L’article 23

Article 23 – Droits à l’instruction dans la langue de la minorité

  1. Les citoyens canadiens;
  2. dont la première langue apprise et encore comprise est celle de la minorité francophone ou anglophone de la province où ils résident,
  3. qui ont reçu leur instruction, au niveau primaire, en français ou en anglais au Canada et qui résident dans une province où la langue dans laquelle ils ont reçu cette instruction est celle de la
    minorité francophone ou anglophone de la province, ont, dans l’un ou l’autre cas, le droit d’y faire instruire leurs enfants, aux niveaux primaire et secondaire, dans cette langue.
  • Les citoyens canadiens dont un enfant a reçu ou reçoit son instruction, au niveau primaire ou secondaire, en français ou en anglais au Canada ont le droit de faire instruire tous leurs enfants, aux niveaux primaire et secondaire, dans la langue de cette instruction.
  • Le droit reconnu aux citoyens canadiens par les paragraphes (1) et (2) de faire instruire leurs enfants, aux niveaux primaire et secondaire, dans la langue de la minorité francophone ou anglophone d’une province:
  • s’exerce partout dans la province où le nombre des enfants des citoyens qui ont ce droit est suffisant pour justifier à leur endroit la prestation, sur les fonds publics, de l’instruction dans la langue de la minorité;
  • comprends, lorsque le nombre de ces enfants le justifie, le droit de les faire instruire dans des établissements d’enseignement de la minorité linguistique financés sur les fonds publics.

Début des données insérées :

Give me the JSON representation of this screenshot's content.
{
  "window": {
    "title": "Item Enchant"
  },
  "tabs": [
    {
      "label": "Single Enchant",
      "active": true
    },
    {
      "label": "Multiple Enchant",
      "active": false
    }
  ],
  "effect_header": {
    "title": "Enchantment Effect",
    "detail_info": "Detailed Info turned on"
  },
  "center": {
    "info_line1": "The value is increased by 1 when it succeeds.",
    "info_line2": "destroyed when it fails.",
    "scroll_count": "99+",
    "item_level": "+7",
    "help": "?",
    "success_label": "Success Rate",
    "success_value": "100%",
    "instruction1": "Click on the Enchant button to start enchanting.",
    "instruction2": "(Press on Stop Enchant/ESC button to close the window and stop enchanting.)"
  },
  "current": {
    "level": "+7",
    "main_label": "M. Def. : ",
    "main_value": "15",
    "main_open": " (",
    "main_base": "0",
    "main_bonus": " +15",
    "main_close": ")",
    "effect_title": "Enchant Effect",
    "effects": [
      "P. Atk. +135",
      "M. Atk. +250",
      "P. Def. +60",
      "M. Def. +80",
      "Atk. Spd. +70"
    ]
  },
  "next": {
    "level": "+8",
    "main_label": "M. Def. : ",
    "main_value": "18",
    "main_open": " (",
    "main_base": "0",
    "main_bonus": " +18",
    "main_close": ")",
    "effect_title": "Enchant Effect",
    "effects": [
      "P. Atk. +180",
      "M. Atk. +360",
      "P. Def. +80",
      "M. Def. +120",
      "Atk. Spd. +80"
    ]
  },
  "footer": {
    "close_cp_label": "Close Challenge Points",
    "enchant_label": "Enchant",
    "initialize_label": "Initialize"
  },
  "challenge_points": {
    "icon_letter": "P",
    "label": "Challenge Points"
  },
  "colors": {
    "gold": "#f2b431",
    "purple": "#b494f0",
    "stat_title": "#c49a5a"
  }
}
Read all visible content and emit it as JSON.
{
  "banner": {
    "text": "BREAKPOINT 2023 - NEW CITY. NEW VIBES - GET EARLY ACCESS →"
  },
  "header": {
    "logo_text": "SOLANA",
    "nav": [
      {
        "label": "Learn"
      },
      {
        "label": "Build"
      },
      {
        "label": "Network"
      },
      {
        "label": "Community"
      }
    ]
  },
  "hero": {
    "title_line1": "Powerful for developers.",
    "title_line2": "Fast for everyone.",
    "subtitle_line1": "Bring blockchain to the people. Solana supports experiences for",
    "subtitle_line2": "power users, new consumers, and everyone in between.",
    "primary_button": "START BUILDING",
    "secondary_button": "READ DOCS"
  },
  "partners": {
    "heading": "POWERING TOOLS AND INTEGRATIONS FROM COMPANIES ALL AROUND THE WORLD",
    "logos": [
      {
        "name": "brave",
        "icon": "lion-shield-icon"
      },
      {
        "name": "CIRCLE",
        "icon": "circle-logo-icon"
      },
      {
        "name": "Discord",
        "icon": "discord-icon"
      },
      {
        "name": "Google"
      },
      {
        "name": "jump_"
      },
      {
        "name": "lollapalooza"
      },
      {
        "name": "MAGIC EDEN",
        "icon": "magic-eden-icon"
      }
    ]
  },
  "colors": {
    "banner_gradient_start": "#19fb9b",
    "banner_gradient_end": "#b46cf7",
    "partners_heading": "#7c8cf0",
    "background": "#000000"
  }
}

Cet article de la Charte oblige les gouvernements des provinces à assurer l’instruction des Canadiens dans la langue de leur choix, et ce, même dans les régions où seulement une minorité de résidant parlent cette langue.

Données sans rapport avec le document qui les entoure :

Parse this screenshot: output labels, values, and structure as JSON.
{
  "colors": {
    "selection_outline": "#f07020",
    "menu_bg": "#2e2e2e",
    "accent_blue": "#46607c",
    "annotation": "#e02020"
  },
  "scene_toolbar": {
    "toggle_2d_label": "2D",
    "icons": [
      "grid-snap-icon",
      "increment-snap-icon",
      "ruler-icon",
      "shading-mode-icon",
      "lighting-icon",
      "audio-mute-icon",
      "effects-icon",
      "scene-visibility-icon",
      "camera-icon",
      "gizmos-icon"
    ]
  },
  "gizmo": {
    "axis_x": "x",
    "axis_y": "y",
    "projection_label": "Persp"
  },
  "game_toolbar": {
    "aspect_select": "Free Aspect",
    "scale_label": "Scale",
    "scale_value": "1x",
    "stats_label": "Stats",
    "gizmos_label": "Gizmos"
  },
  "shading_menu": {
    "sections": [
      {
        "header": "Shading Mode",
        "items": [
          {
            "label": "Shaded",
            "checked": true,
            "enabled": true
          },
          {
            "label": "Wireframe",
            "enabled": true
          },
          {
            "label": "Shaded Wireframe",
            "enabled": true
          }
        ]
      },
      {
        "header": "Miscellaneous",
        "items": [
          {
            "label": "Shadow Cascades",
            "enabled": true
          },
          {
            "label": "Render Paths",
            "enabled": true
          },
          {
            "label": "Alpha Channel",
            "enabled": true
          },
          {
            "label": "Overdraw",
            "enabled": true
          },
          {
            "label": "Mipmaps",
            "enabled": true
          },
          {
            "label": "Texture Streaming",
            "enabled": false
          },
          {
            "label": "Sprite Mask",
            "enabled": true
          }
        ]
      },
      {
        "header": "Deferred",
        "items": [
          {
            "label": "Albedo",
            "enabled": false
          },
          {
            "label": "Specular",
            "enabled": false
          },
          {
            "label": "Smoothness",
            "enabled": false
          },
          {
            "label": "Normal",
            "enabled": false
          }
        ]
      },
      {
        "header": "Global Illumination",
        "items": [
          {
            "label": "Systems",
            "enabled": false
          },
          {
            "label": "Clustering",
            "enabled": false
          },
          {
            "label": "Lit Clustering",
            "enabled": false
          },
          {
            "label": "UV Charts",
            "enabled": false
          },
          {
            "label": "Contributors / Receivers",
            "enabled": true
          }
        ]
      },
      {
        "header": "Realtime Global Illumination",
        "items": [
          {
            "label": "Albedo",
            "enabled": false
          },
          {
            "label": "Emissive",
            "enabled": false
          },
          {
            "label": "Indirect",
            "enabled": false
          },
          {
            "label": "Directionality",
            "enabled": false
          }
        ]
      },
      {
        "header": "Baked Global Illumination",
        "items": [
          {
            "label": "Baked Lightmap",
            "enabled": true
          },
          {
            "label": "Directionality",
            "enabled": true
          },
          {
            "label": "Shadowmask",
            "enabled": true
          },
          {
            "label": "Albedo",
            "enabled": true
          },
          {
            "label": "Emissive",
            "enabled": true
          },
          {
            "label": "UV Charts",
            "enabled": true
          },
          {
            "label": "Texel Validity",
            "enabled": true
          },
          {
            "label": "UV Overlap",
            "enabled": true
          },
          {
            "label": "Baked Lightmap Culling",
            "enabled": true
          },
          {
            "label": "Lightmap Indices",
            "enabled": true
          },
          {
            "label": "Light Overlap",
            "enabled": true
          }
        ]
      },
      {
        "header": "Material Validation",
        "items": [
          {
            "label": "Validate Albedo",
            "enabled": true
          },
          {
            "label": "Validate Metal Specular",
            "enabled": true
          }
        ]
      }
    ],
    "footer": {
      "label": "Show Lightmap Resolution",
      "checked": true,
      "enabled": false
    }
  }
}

Dans les neuf provinces où l’anglais est la langue de la majorité ainsi que dans le Yukon et les Territoires du Nord-Ouest, les citoyens canadiens ont le droit de faire instruire leurs enfants en français si l’une des trois situations suivantes s’applique à eux:

  • leur langue maternelle est le français;
  • ils ont reçu leur propre instruction au niveau primaire en français au Canada;
  • ils ont un enfant qui a reçu ou reçoit son instruction en français au Canada.

Au Québec, où la plupart des gens parlent français, les citoyens canadiens ont le droit de faire instruire leurs enfants en anglais:

  • s’ils ont reçu leur propre instruction au niveau primaire en anglais au Canada;
  • s’ils ont un enfant qui a reçu ou reçoit son instruction en anglais au Canada.

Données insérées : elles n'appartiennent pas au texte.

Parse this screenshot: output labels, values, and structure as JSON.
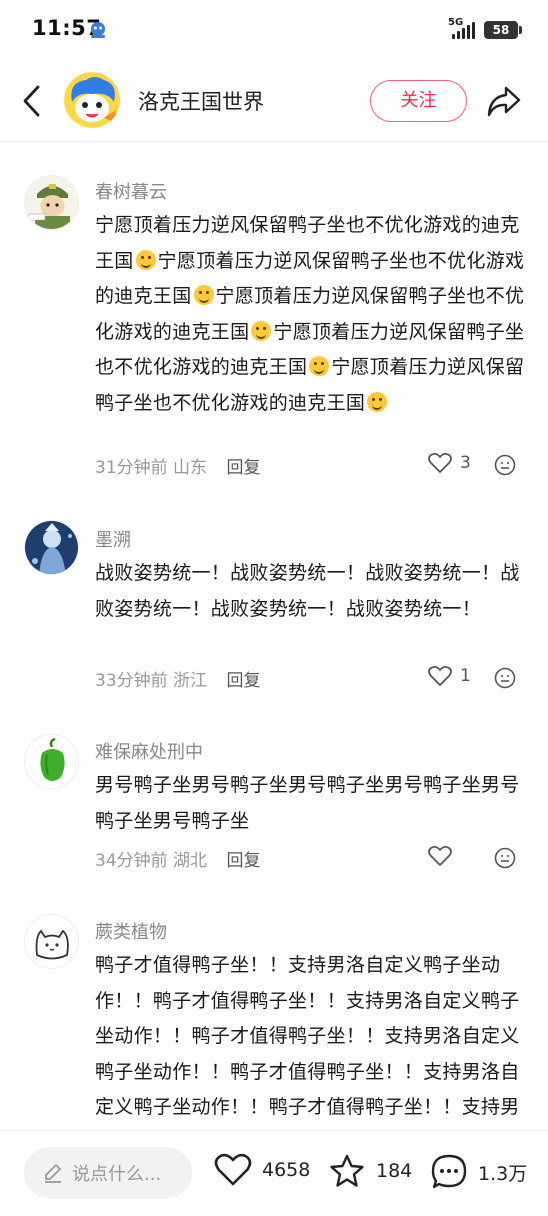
{
  "status_bar": {
    "time": "11:57",
    "network": "5G",
    "battery": "58",
    "icons": [
      "app-notification-icon",
      "signal-icon",
      "battery-icon"
    ]
  },
  "header": {
    "title": "洛克王国世界",
    "follow_label": "关注",
    "icons": [
      "back-icon",
      "share-icon"
    ],
    "accent_color": "#e8344f"
  },
  "comments": [
    {
      "name": "春树暮云",
      "segments": [
        "宁愿顶着压力逆风保留鸭子坐也不优化游戏的迪克王国",
        "宁愿顶着压力逆风保留鸭子坐也不优化游戏的迪克王国",
        "宁愿顶着压力逆风保留鸭子坐也不优化游戏的迪克王国",
        "宁愿顶着压力逆风保留鸭子坐也不优化游戏的迪克王国",
        "宁愿顶着压力逆风保留鸭子坐也不优化游戏的迪克王国"
      ],
      "emoji_names": [
        "pleading-face-emoji",
        "rofl-emoji",
        "joy-emoji",
        "laughing-emoji",
        "zany-face-emoji"
      ],
      "time": "31分钟前",
      "region": "山东",
      "reply_label": "回复",
      "likes": "3"
    },
    {
      "name": "墨溯",
      "text": "战败姿势统一！战败姿势统一！战败姿势统一！战败姿势统一！战败姿势统一！战败姿势统一！",
      "time": "33分钟前",
      "region": "浙江",
      "reply_label": "回复",
      "likes": "1"
    },
    {
      "name": "难保麻处刑中",
      "text": "男号鸭子坐男号鸭子坐男号鸭子坐男号鸭子坐男号鸭子坐男号鸭子坐",
      "time": "34分钟前",
      "region": "湖北",
      "reply_label": "回复",
      "likes": ""
    },
    {
      "name": "蕨类植物",
      "text": "鸭子才值得鸭子坐！！支持男洛自定义鸭子坐动作！！鸭子才值得鸭子坐！！支持男洛自定义鸭子坐动作！！鸭子才值得鸭子坐！！支持男洛自定义鸭子坐动作！！鸭子才值得鸭子坐！！支持男洛自定义鸭子坐动作！！鸭子才值得鸭子坐！！支持男洛自定义鸭子坐动"
    }
  ],
  "bottom_bar": {
    "input_placeholder": "说点什么...",
    "like_count": "4658",
    "favorite_count": "184",
    "comment_count": "1.3万"
  }
}
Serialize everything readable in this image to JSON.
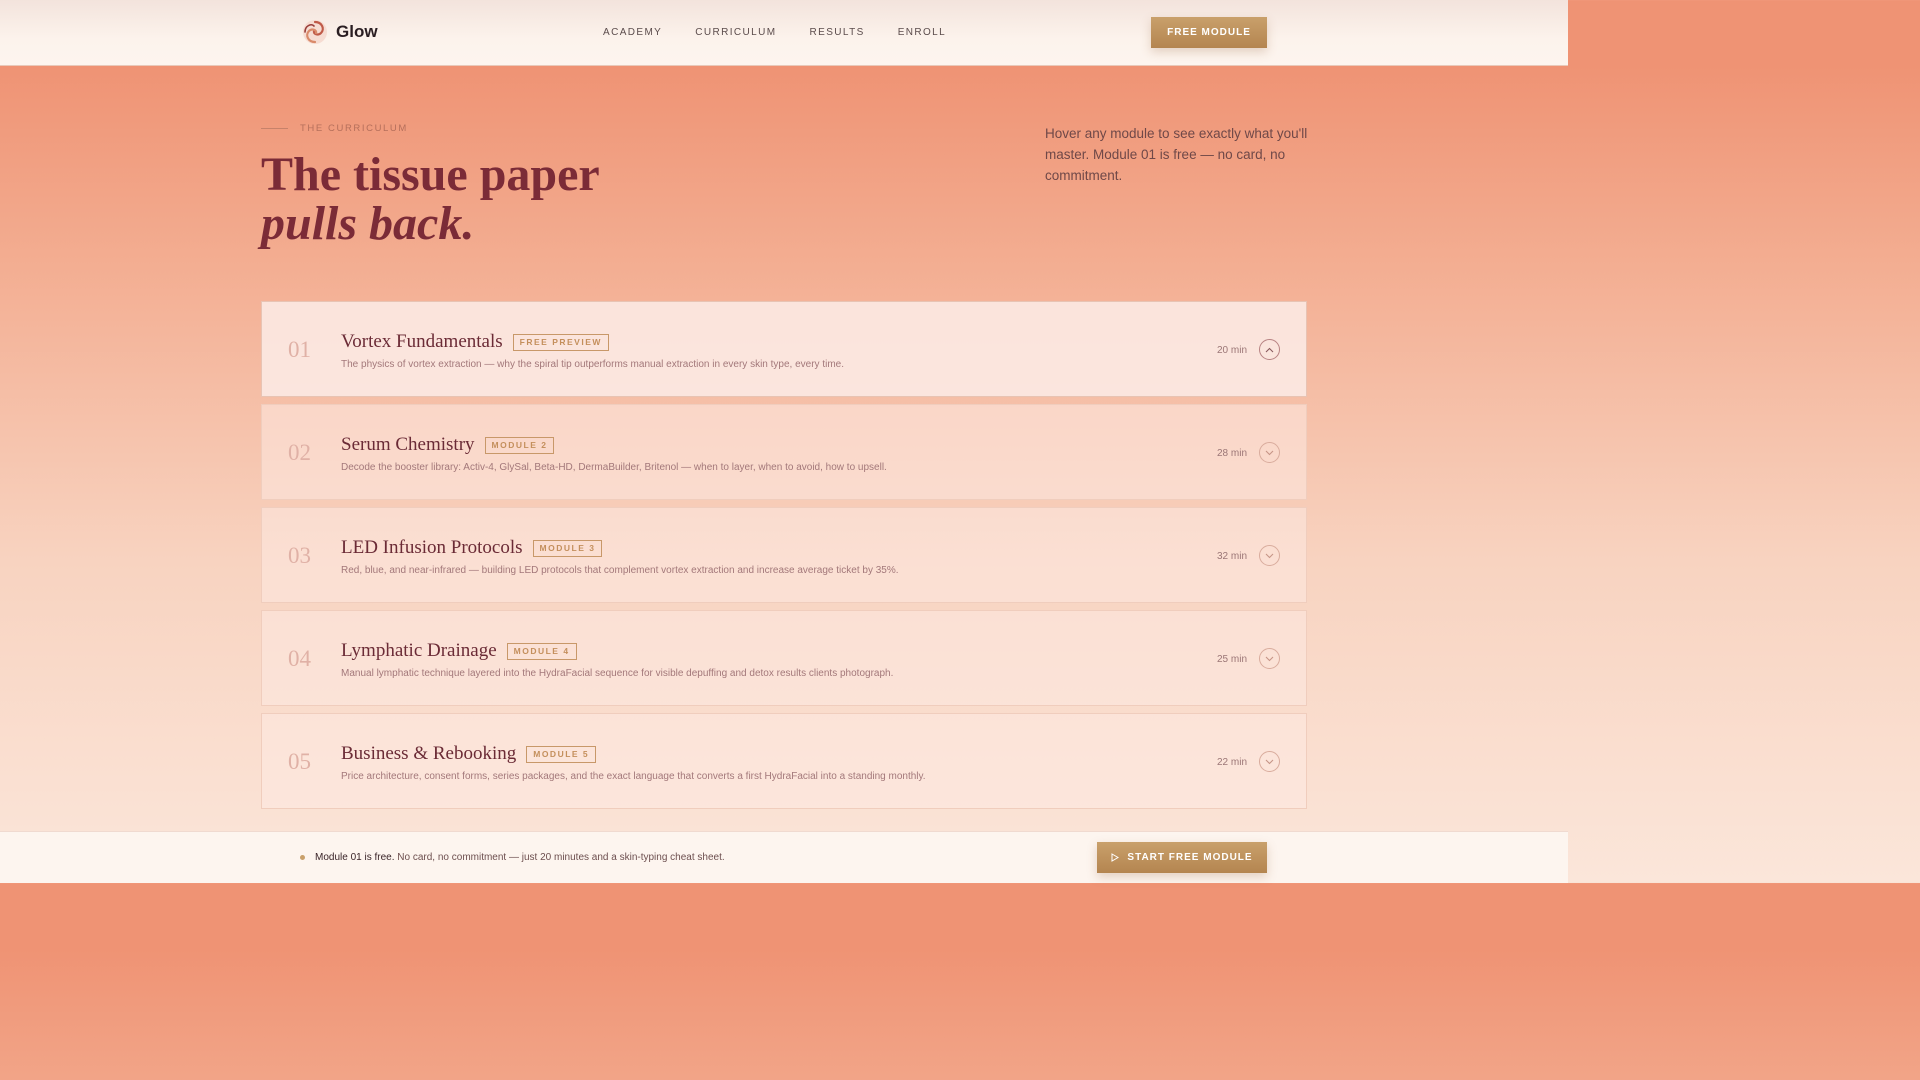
{
  "header": {
    "brand": "Glow",
    "nav": [
      "ACADEMY",
      "CURRICULUM",
      "RESULTS",
      "ENROLL"
    ],
    "cta_label": "FREE MODULE"
  },
  "hero": {
    "eyebrow": "THE CURRICULUM",
    "title_line1": "The tissue paper",
    "title_line2": "pulls back.",
    "description": "Hover any module to see exactly what you'll master. Module 01 is free — no card, no commitment."
  },
  "modules": [
    {
      "num": "01",
      "title": "Vortex Fundamentals",
      "tag": "FREE PREVIEW",
      "desc": "The physics of vortex extraction — why the spiral tip outperforms manual extraction in every skin type, every time.",
      "duration": "20 min",
      "expanded": true
    },
    {
      "num": "02",
      "title": "Serum Chemistry",
      "tag": "MODULE 2",
      "desc": "Decode the booster library: Activ-4, GlySal, Beta-HD, DermaBuilder, Britenol — when to layer, when to avoid, how to upsell.",
      "duration": "28 min",
      "expanded": false
    },
    {
      "num": "03",
      "title": "LED Infusion Protocols",
      "tag": "MODULE 3",
      "desc": "Red, blue, and near-infrared — building LED protocols that complement vortex extraction and increase average ticket by 35%.",
      "duration": "32 min",
      "expanded": false
    },
    {
      "num": "04",
      "title": "Lymphatic Drainage",
      "tag": "MODULE 4",
      "desc": "Manual lymphatic technique layered into the HydraFacial sequence for visible depuffing and detox results clients photograph.",
      "duration": "25 min",
      "expanded": false
    },
    {
      "num": "05",
      "title": "Business & Rebooking",
      "tag": "MODULE 5",
      "desc": "Price architecture, consent forms, series packages, and the exact language that converts a first HydraFacial into a standing monthly.",
      "duration": "22 min",
      "expanded": false
    }
  ],
  "bottom_bar": {
    "lead": "Module 01 is free.",
    "rest": " No card, no commitment — just 20 minutes and a skin-typing cheat sheet.",
    "cta_label": "START FREE MODULE"
  }
}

En vertu de l’article 59 de la Loi constitutionnelle de 1982, le droit des personnes, dont la langue maternelle est l’anglais, de faire instruire leurs enfants en anglais ne s’applique pas au Québec tant qu’il n’est pas attribué par l’Assemblée législative ou le gouvernement du Québec.

Le droit à l’instruction dans la langue de la minorité s’exerce là où le nombre d’enfants admissibles est suffisant. Lorsque ce nombre d’enfants est suffisant, les gouvernements doivent fournir les établissements nécessaires.